Carlene McKain et al., Appellants, v Metropolitan Transportation Authority et al., Respondents.
[712 NYS2d 380]
[MAJORITY]
—In an action to recover damages for personal injuries, etc., the plaintiffs appeal from an order of the Supreme Court, Queens County (Schmidt, J.), dated June 30, 1999, which granted the defendants’ motion for summary judgment dismissing the complaint and denied their cross motion, in effect, to impose a sanction upon the defendants for the spoliation of evidence.
Ordered that the order is affirmed, with costs.
The Supreme Court properly granted the defendants’ motion for summary judgment dismissing the complaint.
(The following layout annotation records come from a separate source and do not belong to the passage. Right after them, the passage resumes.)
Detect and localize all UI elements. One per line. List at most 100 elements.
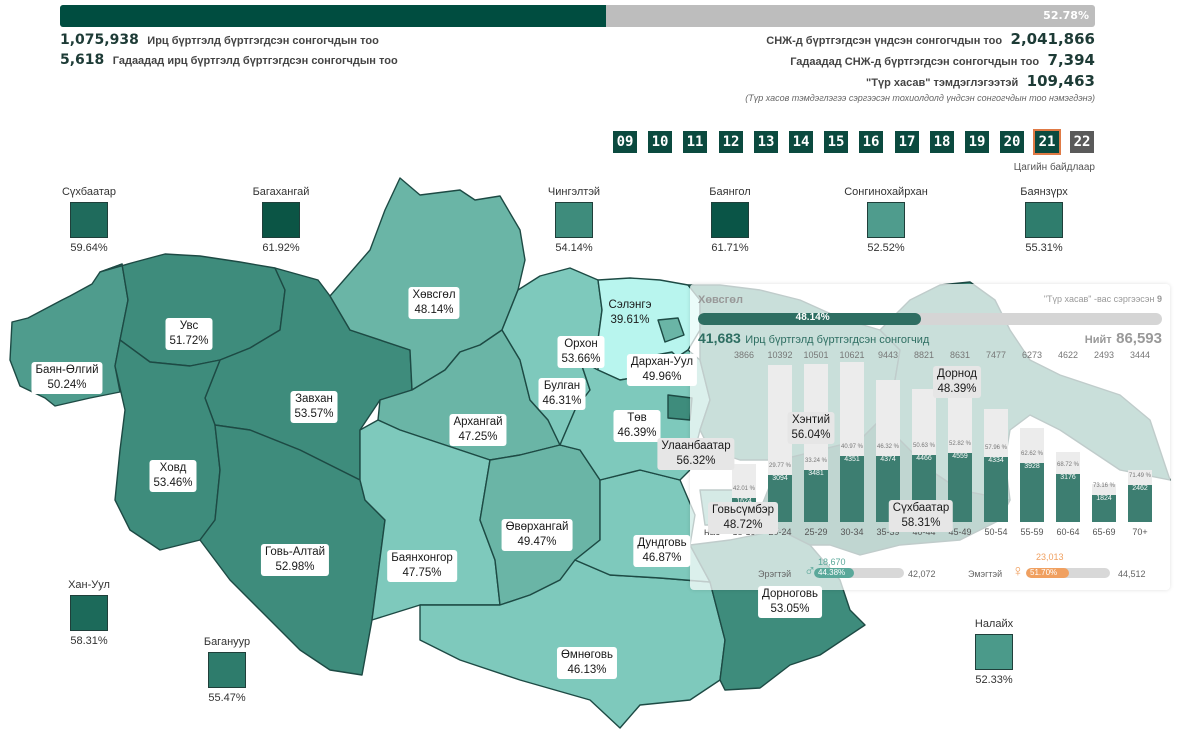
district-bayangol[interactable]: Баянгол 61.71% (690, 186, 770, 254)
district-bayanzurkh[interactable]: Баянзүрх 55.31% (1002, 186, 1086, 254)
hour-button-19[interactable]: 19 (965, 131, 989, 153)
hour-button-20[interactable]: 20 (1000, 131, 1024, 153)
region-ulaanbaatar[interactable] (667, 394, 693, 421)
district-songinokhairkhan[interactable]: Сонгинохайрхан 52.52% (828, 186, 944, 254)
aimag-label-tuv[interactable]: Төв 46.39% (613, 410, 661, 442)
age-bar-total-label: 10621 (839, 350, 865, 360)
footnote: (Түр хасов тэмдэглэгээ сэргээсэн тохиолд… (745, 93, 1095, 103)
hour-button-10[interactable]: 10 (648, 131, 672, 153)
aimag-label-selenge[interactable]: Сэлэнгэ 39.61% (608, 299, 652, 326)
male-icon: ♂ (804, 563, 816, 580)
aimag-label-uvs[interactable]: Увс 51.72% (165, 318, 213, 350)
age-bar-registered: 4334 (984, 456, 1008, 522)
stat-abroad-voters: Гадаадад СНЖ-д бүртгэгдсэн сонгогчдын то… (790, 51, 1095, 70)
stat-registered-value: 1,075,938 (60, 32, 139, 48)
age-bar-percent-label: 68.72 % (1056, 462, 1080, 469)
overall-progress-fill (60, 5, 607, 27)
age-bar-total-label: 10501 (803, 350, 829, 360)
aimag-label-khovd[interactable]: Ховд 53.46% (149, 460, 197, 492)
aimag-label-umnugovi[interactable]: Өмнөговь 46.13% (556, 647, 618, 679)
hour-button-16[interactable]: 16 (859, 131, 883, 153)
age-bar-registered: 3176 (1056, 474, 1080, 522)
hour-button-14[interactable]: 14 (789, 131, 813, 153)
aimag-label-zavkhan[interactable]: Завхан 53.57% (290, 391, 338, 423)
aimag-label-arkhangai[interactable]: Архангай 47.25% (449, 414, 507, 446)
aimag-label-ulaanbaatar[interactable]: Улаанбаатар 56.32% (657, 438, 735, 470)
age-group-label: 45-49 (948, 527, 972, 537)
aimag-label-dundgovi[interactable]: Дундговь 46.87% (633, 535, 691, 567)
hour-button-22[interactable]: 22 (1070, 131, 1094, 153)
district-songinokhairkhan-name: Сонгинохайрхан (844, 186, 928, 198)
district-baganuur-name: Багануур (203, 636, 251, 648)
district-bayangol-name: Баянгол (709, 186, 751, 198)
hour-button-11[interactable]: 11 (683, 131, 707, 153)
hour-button-09[interactable]: 09 (613, 131, 637, 153)
district-songinokhairkhan-pct: 52.52% (867, 242, 905, 254)
district-bagakhangai[interactable]: Багахангай 61.92% (238, 186, 324, 254)
district-baganuur[interactable]: Багануур 55.47% (188, 636, 266, 704)
popup-registered: 41,683 Ирц бүртгэлд бүртгэгдсэн сонгогчи… (698, 330, 929, 348)
district-bayangol-pct: 61.71% (711, 242, 749, 254)
age-bar-total-label: 9443 (877, 350, 899, 360)
age-bar-percent-label: 40.97 % (840, 444, 864, 451)
aimag-label-govisumber[interactable]: Говьсүмбэр 48.72% (708, 502, 778, 534)
aimag-label-bayankhongor[interactable]: Баянхонгор 47.75% (387, 550, 457, 582)
district-khan-uul[interactable]: Хан-Уул 58.31% (50, 579, 128, 647)
female-label: Эмэгтэй (968, 569, 1003, 579)
overall-progress-label: 52.78% (1043, 9, 1089, 22)
age-group-label: 55-59 (1020, 527, 1044, 537)
age-bar-registered: 2462 (1128, 484, 1152, 522)
popup-progress-bar (698, 313, 1162, 325)
male-bar-fill: 44.38% (814, 568, 854, 578)
aimag-label-dornogovi[interactable]: Дорноговь 53.05% (758, 586, 822, 618)
hour-button-18[interactable]: 18 (930, 131, 954, 153)
region-orkhon[interactable] (657, 317, 685, 343)
age-group-label: 20-24 (768, 527, 792, 537)
female-icon: ♀ (1012, 563, 1024, 580)
district-chingeltei-swatch (555, 202, 593, 238)
district-khan-uul-swatch (70, 595, 108, 631)
district-chingeltei-name: Чингэлтэй (547, 186, 601, 198)
aimag-label-uvurkhangai[interactable]: Өвөрхангай 49.47% (501, 519, 573, 551)
aimag-label-bayan-olgii[interactable]: Баян-Өлгий 50.24% (31, 362, 103, 394)
age-bar-total-label: 7477 (985, 350, 1007, 360)
age-bar-percent-label: 71.49 % (1128, 472, 1152, 479)
hour-button-21[interactable]: 21 (1033, 129, 1061, 155)
district-sukhbaatar[interactable]: Сүхбаатар 59.64% (50, 186, 128, 254)
stat-main-voters-label: СНЖ-д бүртгэгдсэн үндсэн сонгогчдын тоо (766, 35, 1003, 47)
popup-tur-hasav: "Түр хасав" -вас сэргээсэн 9 (1044, 294, 1162, 304)
hour-button-17[interactable]: 17 (895, 131, 919, 153)
age-bar-registered: 4351 (840, 456, 864, 522)
aimag-label-orkhon[interactable]: Орхон 53.66% (557, 336, 605, 368)
age-bar-percent-label: 29.77 % (768, 463, 792, 470)
age-bar-registered: 3928 (1020, 462, 1044, 522)
aimag-popup: Хөвсгөл "Түр хасав" -вас сэргээсэн 9 48.… (690, 284, 1170, 590)
region-khovd[interactable] (114, 339, 221, 551)
district-chingeltei[interactable]: Чингэлтэй 54.14% (532, 186, 616, 254)
hour-button-13[interactable]: 13 (754, 131, 778, 153)
district-songinokhairkhan-swatch (867, 202, 905, 238)
hour-button-15[interactable]: 15 (824, 131, 848, 153)
aimag-label-sukhbaatar[interactable]: Сүхбаатар 58.31% (888, 500, 954, 532)
aimag-label-govi-altai[interactable]: Говь-Алтай 52.98% (260, 544, 330, 576)
district-khan-uul-pct: 58.31% (70, 635, 108, 647)
aimag-label-darkhan-uul[interactable]: Дархан-Уул 49.96% (626, 354, 698, 386)
hour-button-12[interactable]: 12 (719, 131, 743, 153)
age-bar-percent-label: 62.62 % (1020, 450, 1044, 457)
stat-registered-label: Ирц бүртгэлд бүртгэгдсэн сонгогчдын тоо (147, 35, 379, 47)
age-group-label: 50-54 (984, 527, 1008, 537)
district-nalaikh[interactable]: Налайх 52.33% (955, 618, 1033, 686)
aimag-label-dornod[interactable]: Дорнод 48.39% (933, 366, 981, 398)
stat-abroad-voters-label: Гадаадад СНЖ-д бүртгэгдсэн сонгогчдын то… (790, 56, 1040, 68)
aimag-label-khentii[interactable]: Хэнтий 56.04% (787, 412, 835, 444)
district-sukhbaatar-swatch (70, 202, 108, 238)
male-bar: 44.38% (814, 568, 904, 578)
stat-registered: 1,075,938 Ирц бүртгэлд бүртгэгдсэн сонго… (60, 31, 379, 49)
stat-abroad-registered-value: 5,618 (60, 52, 105, 68)
aimag-label-khovsgol[interactable]: Хөвсгөл 48.14% (408, 287, 460, 319)
age-bar-percent-label: 57.96 % (984, 444, 1008, 451)
aimag-label-bulgan[interactable]: Булган 46.31% (538, 378, 586, 410)
age-bar-total-label: 4622 (1057, 350, 1079, 360)
popup-registered-label: Ирц бүртгэлд бүртгэгдсэн сонгогчид (745, 334, 930, 346)
popup-total-label: Нийт (1084, 334, 1112, 346)
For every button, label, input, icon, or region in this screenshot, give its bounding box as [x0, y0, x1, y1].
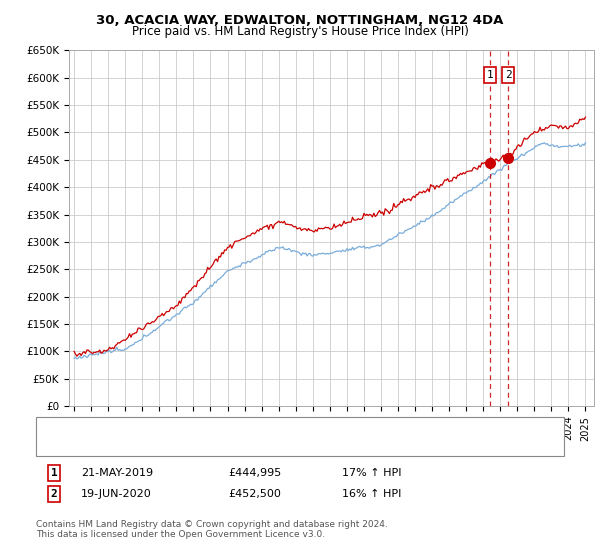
Text: 17% ↑ HPI: 17% ↑ HPI [342, 468, 401, 478]
Text: 19-JUN-2020: 19-JUN-2020 [81, 489, 152, 499]
Text: 30, ACACIA WAY, EDWALTON, NOTTINGHAM, NG12 4DA: 30, ACACIA WAY, EDWALTON, NOTTINGHAM, NG… [97, 14, 503, 27]
Text: HPI: Average price, detached house, Rushcliffe: HPI: Average price, detached house, Rush… [111, 442, 344, 451]
Text: 1: 1 [50, 468, 58, 478]
Text: £444,995: £444,995 [228, 468, 281, 478]
Text: 16% ↑ HPI: 16% ↑ HPI [342, 489, 401, 499]
Text: ─────: ───── [54, 422, 91, 435]
Text: ─────: ───── [54, 440, 91, 453]
Text: £452,500: £452,500 [228, 489, 281, 499]
Text: 1: 1 [487, 70, 493, 80]
Text: 30, ACACIA WAY, EDWALTON, NOTTINGHAM, NG12 4DA (detached house): 30, ACACIA WAY, EDWALTON, NOTTINGHAM, NG… [111, 423, 477, 433]
Text: 2: 2 [505, 70, 511, 80]
Text: 2: 2 [50, 489, 58, 499]
Text: 21-MAY-2019: 21-MAY-2019 [81, 468, 153, 478]
Text: Price paid vs. HM Land Registry's House Price Index (HPI): Price paid vs. HM Land Registry's House … [131, 25, 469, 38]
Text: Contains HM Land Registry data © Crown copyright and database right 2024.
This d: Contains HM Land Registry data © Crown c… [36, 520, 388, 539]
The defendants established a prima facie case showing entitlement to judgment in their favor as a matter of law. The record contained no evidence from which it could be concluded that the defendants had actual or constructive notice of the defective condition which allegedly caused the plaintiffs fall (see, Carlos v New Rochelle Mun. Hous. Auth., 262 AD2d 515; Schultz v New York Racing Assn., 253 AD2d 489; Paul v New York City Tr. Auth., 244 AD2d 322).
The Supreme Court properly denied the plaintiffs’ cross motion to impose a sanction for the spoliation of evidence (see, Moore v Eyzenberg, 270 AD2d 468; Popfinger v Terminix Intl. Co. Ltd. Partnership, 251 AD2d 564). Bracken, J. P., O’Brien, Thompson and Florio, JJ., concur.